An extended header is a special tar archive header that precedes an archive member and contains a set of variables, describing the member properties that cannot be stored in the standard ustar header. While optional for expanding sparse version 1.0 members, use of extended headers is mandatory when expanding sparse members in older sparse formats: v.0.0 and v.0.1 (The sparse formats are described in detail in see Sparse Formats). So, for this format, the question is: how to obtain extended headers from the archive?

If you use a tar implementation that does not support PAX format, extended headers for each member will be extracted as a separate file. If we represent the member name as dir/name, then the extended header file will be named dir/PaxHeaders.n/name, where n is an integer number.

Things become more difficult if your tar implementation does support PAX headers, because in this case you will have to manually extract the headers. We recommend the following algorithm:

Consult the documentation for your tar implementation for an option that will print block numbers along with the archive listing (analogous to GNU tar's -R option). For example, star has -block-number.

Obtain the verbose listing using the ‘block number’ option, and find the position of the sparse member in question and the member immediately following it. For example, running star on our archive we obtain:

          $ star -t -v -block-number -f arc.tar
          ...
          star: Unknown extended header keyword 'GNU.sparse.size' ignored.
          star: Unknown extended header keyword 'GNU.sparse.numblocks' ignored.
          star: Unknown extended header keyword 'GNU.sparse.name' ignored.
          star: Unknown extended header keyword 'GNU.sparse.map' ignored.
          block        56:  425984 -rw-r--r--  gray/users Jun 25 14:46 2006 GNUSparseFile.28124/sparsefile
          block       897:   65391 -rw-r--r--  gray/users Jun 24 20:06 2006 README
          ...

(as usual, ignore the warnings about unknown keywords.)

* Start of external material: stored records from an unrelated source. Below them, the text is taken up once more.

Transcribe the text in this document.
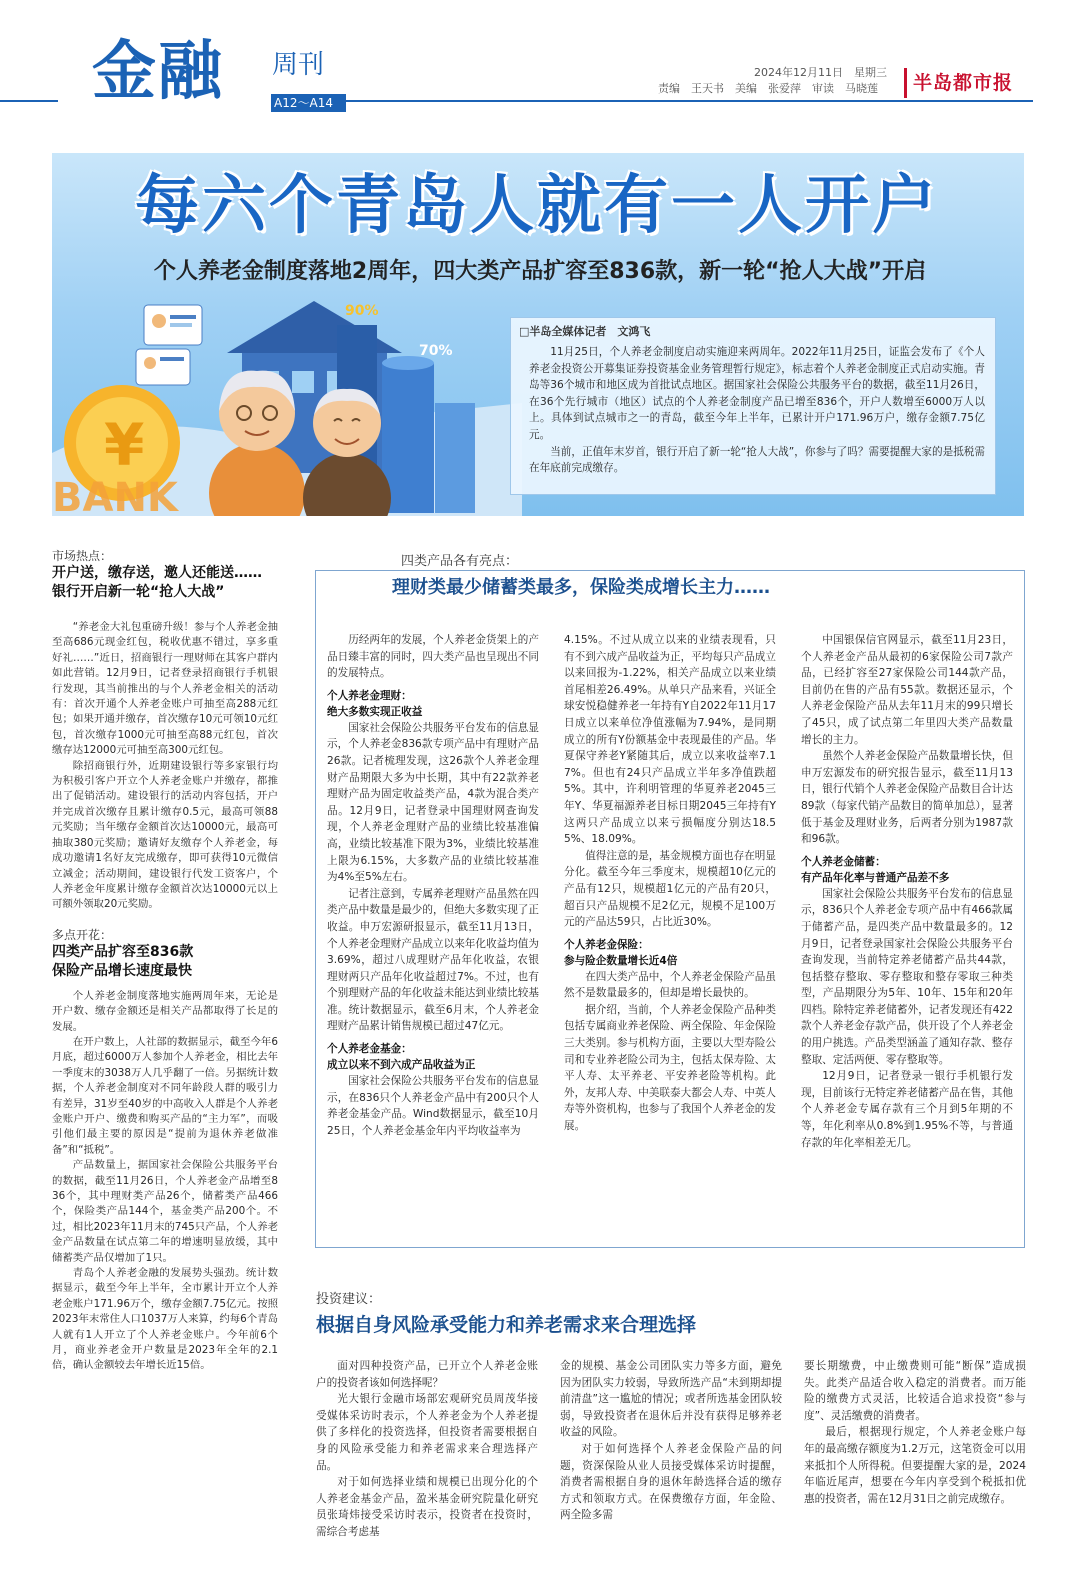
金融 周刊
A12～A14
2024年12月11日　星期三
责编　王天书　美编　张爱萍　审读　马晓莲	半岛都市报
每六个青岛人就有一人开户
个人养老金制度落地2周年，四大类产品扩容至836款，新一轮“抢人大战”开启
90%
70%
¥
BANK
□半岛全媒体记者　文鸿飞

11月25日，个人养老金制度启动实施迎来两周年。2022年11月25日，证监会发布了《个人养老金投资公开募集证券投资基金业务管理暂行规定》，标志着个人养老金制度正式启动实施。青岛等36个城市和地区成为首批试点地区。据国家社会保险公共服务平台的数据，截至11月26日，在36个先行城市（地区）试点的个人养老金制度产品已增至836个，开户人数增至6000万人以上。具体到试点城市之一的青岛，截至今年上半年，已累计开户171.96万户，缴存金额7.75亿元。

当前，正值年末岁首，银行开启了新一轮“抢人大战”，你参与了吗？需要提醒大家的是抵税需在年底前完成缴存。

市场热点：
开户送，缴存送，邀人还能送……
银行开启新一轮“抢人大战”

“养老金大礼包重磅升级！参与个人养老金抽至高686元现金红包，税收优惠不错过，享多重好礼……”近日，招商银行一理财师在其客户群内如此营销。12月9日，记者登录招商银行手机银行发现，其当前推出的与个人养老金相关的活动有：首次开通个人养老金账户可抽至高288元红包；如果开通并缴存，首次缴存10元可领10元红包，首次缴存1000元可抽至高88元红包，首次缴存达12000元可抽至高300元红包。

除招商银行外，近期建设银行等多家银行均为积极引客户开立个人养老金账户并缴存，都推出了促销活动。建设银行的活动内容包括，开户并完成首次缴存且累计缴存0.5元，最高可领88元奖励；当年缴存金额首次达10000元，最高可抽取380元奖励；邀请好友缴存个人养老金，每成功邀请1名好友完成缴存，即可获得10元微信立减金；活动期间，建设银行代发工资客户，个人养老金年度累计缴存金额首次达10000元以上可额外领取20元奖励。

多点开花：
四类产品扩容至836款
保险产品增长速度最快

个人养老金制度落地实施两周年来，无论是开户数、缴存金额还是相关产品都取得了长足的发展。

在开户数上，人社部的数据显示，截至今年6月底，超过6000万人参加个人养老金，相比去年一季度末的3038万人几乎翻了一倍。另据统计数据，个人养老金制度对不同年龄段人群的吸引力有差异，31岁至40岁的中高收入人群是个人养老金账户开户、缴费和购买产品的“主力军”，而吸引他们最主要的原因是“提前为退休养老做准备”和“抵税”。

产品数量上，据国家社会保险公共服务平台的数据，截至11月26日，个人养老金产品增至836个，其中理财类产品26个，储蓄类产品466个，保险类产品144个，基金类产品200个。不过，相比2023年11月末的745只产品，个人养老金产品数量在试点第二年的增速明显放缓，其中储蓄类产品仅增加了1只。

青岛个人养老金融的发展势头强劲。统计数据显示，截至今年上半年，全市累计开立个人养老金账户171.96万个，缴存金额7.75亿元。按照2023年末常住人口1037万人来算，约每6个青岛人就有1人开立了个人养老金账户。今年前6个月，商业养老金开户数量是2023年全年的2.1倍，确认金额较去年增长近15倍。

四类产品各有亮点：
理财类最少储蓄类最多，保险类成增长主力……

历经两年的发展，个人养老金货架上的产品日臻丰富的同时，四大类产品也呈现出不同的发展特点。

个人养老金理财：
绝大多数实现正收益

国家社会保险公共服务平台发布的信息显示，个人养老金836款专项产品中有理财产品26款。记者梳理发现，这26款个人养老金理财产品期限大多为中长期，其中有22款养老理财产品为固定收益类产品，4款为混合类产品。12月9日，记者登录中国理财网查询发现，个人养老金理财产品的业绩比较基准偏高，业绩比较基准下限为3%，业绩比较基准上限为6.15%，大多数产品的业绩比较基准为4%至5%左右。

记者注意到，专属养老理财产品虽然在四类产品中数量是最少的，但绝大多数实现了正收益。申万宏源研报显示，截至11月13日，个人养老金理财产品成立以来年化收益均值为3.69%，超过八成理财产品年化收益，农银理财两只产品年化收益超过7%。不过，也有个别理财产品的年化收益未能达到业绩比较基准。统计数据显示，截至6月末，个人养老金理财产品累计销售规模已超过47亿元。

个人养老金基金：
成立以来不到六成产品收益为正

国家社会保险公共服务平台发布的信息显示，在836只个人养老金产品中有200只个人养老金基金产品。Wind数据显示，截至10月25日，个人养老金基金年内平均收益率为

4.15%。不过从成立以来的业绩表现看，只有不到六成产品收益为正，平均每只产品成立以来回报为-1.22%，相关产品成立以来业绩首尾相差26.49%。从单只产品来看，兴证全球安悦稳健养老一年持有Y自2022年11月17日成立以来单位净值涨幅为7.94%，是同期成立的所有Y份额基金中表现最佳的产品。华夏保守养老Y紧随其后，成立以来收益率7.17%。但也有24只产品成立半年多净值跌超5%。其中，许利明管理的华夏养老2045三年Y、华夏福源养老目标日期2045三年持有Y这两只产品成立以来亏损幅度分别达18.55%、18.09%。

值得注意的是，基金规模方面也存在明显分化。截至今年三季度末，规模超10亿元的产品有12只，规模超1亿元的产品有20只，超百只产品规模不足2亿元，规模不足100万元的产品达59只，占比近30%。

个人养老金保险：
参与险企数量增长近4倍

在四大类产品中，个人养老金保险产品虽然不是数量最多的，但却是增长最快的。

据介绍，当前，个人养老金保险产品种类包括专属商业养老保险、两全保险、年金保险三大类别。参与机构方面，主要以大型寿险公司和专业养老险公司为主，包括太保寿险、太平人寿、太平养老、平安养老险等机构。此外，友邦人寿、中美联泰大都会人寿、中英人寿等外资机构，也参与了我国个人养老金的发展。

中国银保信官网显示，截至11月23日，个人养老金产品从最初的6家保险公司7款产品，已经扩容至27家保险公司144款产品，目前仍在售的产品有55款。数据还显示，个人养老金保险产品从去年11月末的99只增长了45只，成了试点第二年里四大类产品数量增长的主力。

虽然个人养老金保险产品数量增长快，但申万宏源发布的研究报告显示，截至11月13日，银行代销个人养老金保险产品数目合计达89款（每家代销产品数目的简单加总），显著低于基金及理财业务，后两者分别为1987款和96款。

个人养老金储蓄：
有产品年化率与普通产品差不多

国家社会保险公共服务平台发布的信息显示，836只个人养老金专项产品中有466款属于储蓄产品，是四类产品中数量最多的。12月9日，记者登录国家社会保险公共服务平台查询发现，当前特定养老储蓄产品共44款，包括整存整取、零存整取和整存零取三种类型，产品期限分为5年、10年、15年和20年四档。除特定养老储蓄外，记者发现还有422款个人养老金存款产品，供开设了个人养老金的用户挑选。产品类型涵盖了通知存款、整存整取、定活两便、零存整取等。

12月9日，记者登录一银行手机银行发现，目前该行无特定养老储蓄产品在售，其他个人养老金专属存款有三个月到5年期的不等，年化利率从0.8%到1.95%不等，与普通存款的年化率相差无几。

投资建议：
根据自身风险承受能力和养老需求来合理选择

面对四种投资产品，已开立个人养老金账户的投资者该如何选择呢？

光大银行金融市场部宏观研究员周茂华接受媒体采访时表示，个人养老金为个人养老提供了多样化的投资选择，但投资者需要根据自身的风险承受能力和养老需求来合理选择产品。

对于如何选择业绩和规模已出现分化的个人养老金基金产品，盈米基金研究院量化研究员张琦炜接受采访时表示，投资者在投资时，需综合考虑基

金的规模、基金公司团队实力等多方面，避免因为团队实力较弱，导致所选产品“未到期却提前清盘”这一尴尬的情况；或者所选基金团队较弱，导致投资者在退休后并没有获得足够养老收益的风险。

对于如何选择个人养老金保险产品的问题，资深保险从业人员接受媒体采访时提醒，消费者需根据自身的退休年龄选择合适的缴存方式和领取方式。在保费缴存方面，年金险、两全险多需

要长期缴费，中止缴费则可能“断保”造成损失。此类产品适合收入稳定的消费者。而万能险的缴费方式灵活，比较适合追求投资“参与度”、灵活缴费的消费者。

最后，根据现行规定，个人养老金账户每年的最高缴存额度为1.2万元，这笔资金可以用来抵扣个人所得税。但要提醒大家的是，2024年临近尾声，想要在今年内享受到个税抵扣优惠的投资者，需在12月31日之前完成缴存。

Let size be the size of the sparse member, Bs be its block number and Bn be the block number of the next member. Compute:
```
          N = Bs - Bn - size/512 - 2
     
```
This number gives the size of the extended header part in tar blocks. In our example, this formula gives: 897 - 56 - 425984 / 512 - 2 = 7.
Use dd to extract the headers:
```
          dd if=archive of=hname bs=512 skip=Bs count=N
     
```
where archive is the archive name, hname is a name of the file to store the extended header in, Bs and N are computed in previous steps.
In our example, this command will be
```
          $ dd if=arc.tar of=xhdr bs=512 skip=56 count=7
     
```

Finally, you can expand the condensed file, using the obtained header:

     $ xsparse -v -x xhdr GNUSparseFile.6058/sparsefile
     Reading extended header file
     Found variable GNU.sparse.size = 217481216
     Found variable GNU.sparse.numblocks = 208
     Found variable GNU.sparse.name = sparsefile
     Found variable GNU.sparse.map = 0,2048,1050624,2048,...
     Expanding file `GNUSparseFile.28124/sparsefile' to `sparsefile'
     Done

Footnotes

[1] See PAX 1.

[2] technically speaking, n is a process ID of the tar process which created the archive (see PAX keywords).